Wenn der letzte Nachzügler davongetrottet ist, raucht Kerstin die erste Zigarette. Sie steht dabei in der Ladentür und bläst den Rauch in die Morgenluft, die heute mildsommerlich ist, aber so frisch, wie sie es nur in Meeresnähe sein kann. Der weiß-schwarze Kater, der niemandem gehört, läuft über die Straße, auf der nur manchmal ein Auto fährt.
Kerstin holt sich einen Kaffee von oben und setzt sich auf ihren Stuhl; er hat über die Jahre die Form ihrer Schenkel angenommen. Sie hört noch einmal die Nachrichten, sieht im Laden umher, macht Rechnungen, geht auf Facebook. Sie hat sechs Benachrichtigungen seit gestern; sechsmal ein Like für ihr neues Foto, dreißig Likes sind es jetzt insgesamt für ihre neue Frisur, und außerdem ein Emoji mit Herzchen-Augen.

Kerstin hat kurze, graue Haare. Vor sieben Jahren, da schloss Bei Ute, der Friseur im Dorf, hat sie mit dem Färben aufgehört; davor war burgunderrot. Alle zwei Wochen musste nachgefärbt werden, sonst sah es unordentlich aus, nein, als habe sie lichtes Haar, denn aus der Entfernung scheint der weiß-graue Ansatz weiche Kopfhaut zu sein, die unter dem falschen Burgund hervorschimmert. Das verletzt Kerstins Stolz. Sie hat kräftiges Haar. Es war ihr bestes Pfund. Das ist dein bestes Pfund, hatte ihre Mutter immer gesagt, wenn sie ihr mit festem Strich die Haare bürstete und zu Zöpfen flocht.

Manchmal packt Kerstin die Lust auf Farbe, oft im tiefsten Winter oder im späten Sommer, dann lässt sie sich eine bunte Strähne färben, ein Farbtupfer im Grau. Er macht ihr gute Laune, wenn sie sich morgens im Spiegel ansieht. Seit drei Tagen hat sie eine neue Strähne und die Frisier-Azubine hat ein Foto von ihr gemacht, das Foto, das jetzt auf Facebook Likes sammelt.

Die Schwiegertochter von Frahms, die im letzten Jahr plötzlich sehr dick geworden ist, kommt herein und kauft Eier. Auf Facebook postet der Bestatter ein neues Gedicht. Es steht in weißer Schrift auf einem roten Sonnenuntergang über schwarzen Bergen. Der Bestatter dichtet viel und immer Trauriges, heute geht es um den Spätsommer und den Herbst, der kommen wird.

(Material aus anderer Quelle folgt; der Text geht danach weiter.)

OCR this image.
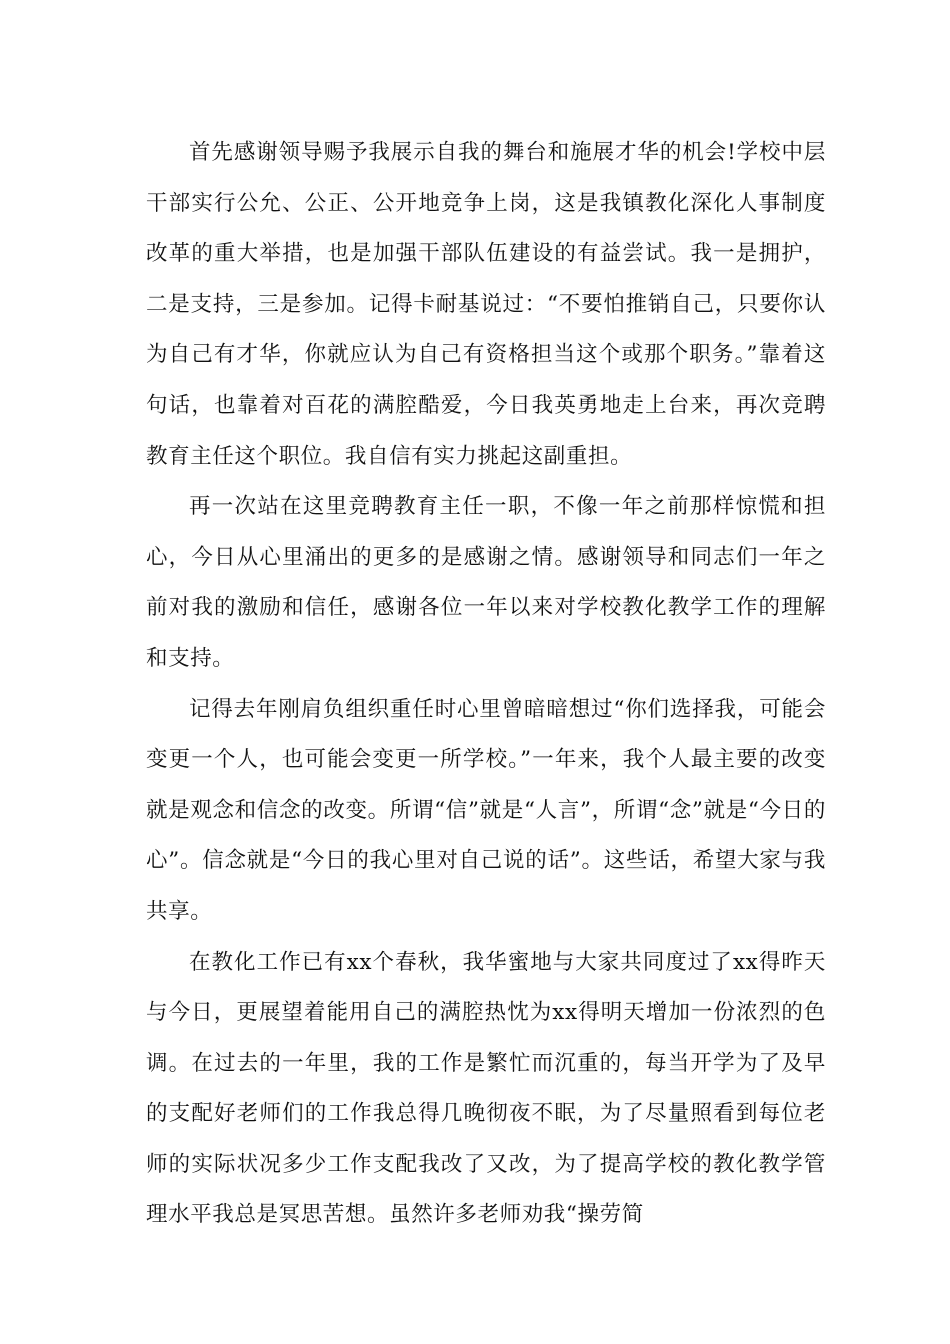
首先感谢领导赐予我展示自我的舞台和施展才华的机会!学校中层干部实行公允、公正、公开地竞争上岗，这是我镇教化深化人事制度改革的重大举措，也是加强干部队伍建设的有益尝试。我一是拥护，二是支持，三是参加。记得卡耐基说过：“不要怕推销自己，只要你认为自己有才华，你就应认为自己有资格担当这个或那个职务。”靠着这句话，也靠着对百花的满腔酷爱，今日我英勇地走上台来，再次竞聘教育主任这个职位。我自信有实力挑起这副重担。

再一次站在这里竞聘教育主任一职，不像一年之前那样惊慌和担心，今日从心里涌出的更多的是感谢之情。感谢领导和同志们一年之前对我的激励和信任，感谢各位一年以来对学校教化教学工作的理解和支持。

记得去年刚肩负组织重任时心里曾暗暗想过“你们选择我，可能会变更一个人，也可能会变更一所学校。”一年来，我个人最主要的改变就是观念和信念的改变。所谓“信”就是“人言”，所谓“念”就是“今日的心”。信念就是“今日的我心里对自己说的话”。这些话，希望大家与我共享。

在教化工作已有xx个春秋，我华蜜地与大家共同度过了xx得昨天与今日，更展望着能用自己的满腔热忱为xx得明天增加一份浓烈的色调。在过去的一年里，我的工作是繁忙而沉重的，每当开学为了及早的支配好老师们的工作我总得几晚彻夜不眠，为了尽量照看到每位老师的实际状况多少工作支配我改了又改，为了提高学校的教化教学管理水平我总是冥思苦想。虽然许多老师劝我“操劳简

Die alte Maria von gegenüber holt drei Brötchen und eine Dose Sauerkraut mit Speck. Sie muss kurz verschnaufen und erzählt, dass ihre Tochter am Wochenende zu Besuch kommt. Als Maria weg ist, raucht Kerstin noch eine Zigarette; vom Schulhof her kommt Geschrei, es ist große Pause.

Kerstin spielt ein bisschen Karten am Computer. Dann fährt der Pastor in seinem kleinen roten Dienstwagen vor; er bringt, zusammengerollt, das Plakat für das Sommerfest der Kirche. Sie kleben es zusammen an die gläserne Ladentür, zwischen Tesa-Reste, die bunten Ecken längst abgerissener Aushänge und die Suchanzeige für den Kater von Familie Wolters, für den es wahrscheinlich zu spät ist. Der Pastor hat es eilig, weil er zu einem achtzigsten Geburtstag muss.

Um halb eins ist die Schule aus und der Ansturm kommt. Schnaufend stolpern die Kinderkörper in den Ladenraum; die Riesenrucksäcke stoßen an Türrahmen, Regale, gegeneinander, und branden schließlich gegen ihren Tresen. Dahinter, an der Wand, gestapelt auf drei langen Brettern, da ist das süße Gummizeug in milchigen, runden Plastikdosen.
Kupfermünzen verlassen mühsam Kinderhände; Kerstin pult Deckel ab, greift mit der linken Hand nach den weißen Papiertüten, mit der rechten nach ihrer kleinen silbernen Zange und los geht es: Drei Cola-Kracher, zwei Schlümpfe, eine weiße Maus, eine Schaumerdbeere, nein, doch nicht, kann ich doch lieber die Lakritzschnecke haben?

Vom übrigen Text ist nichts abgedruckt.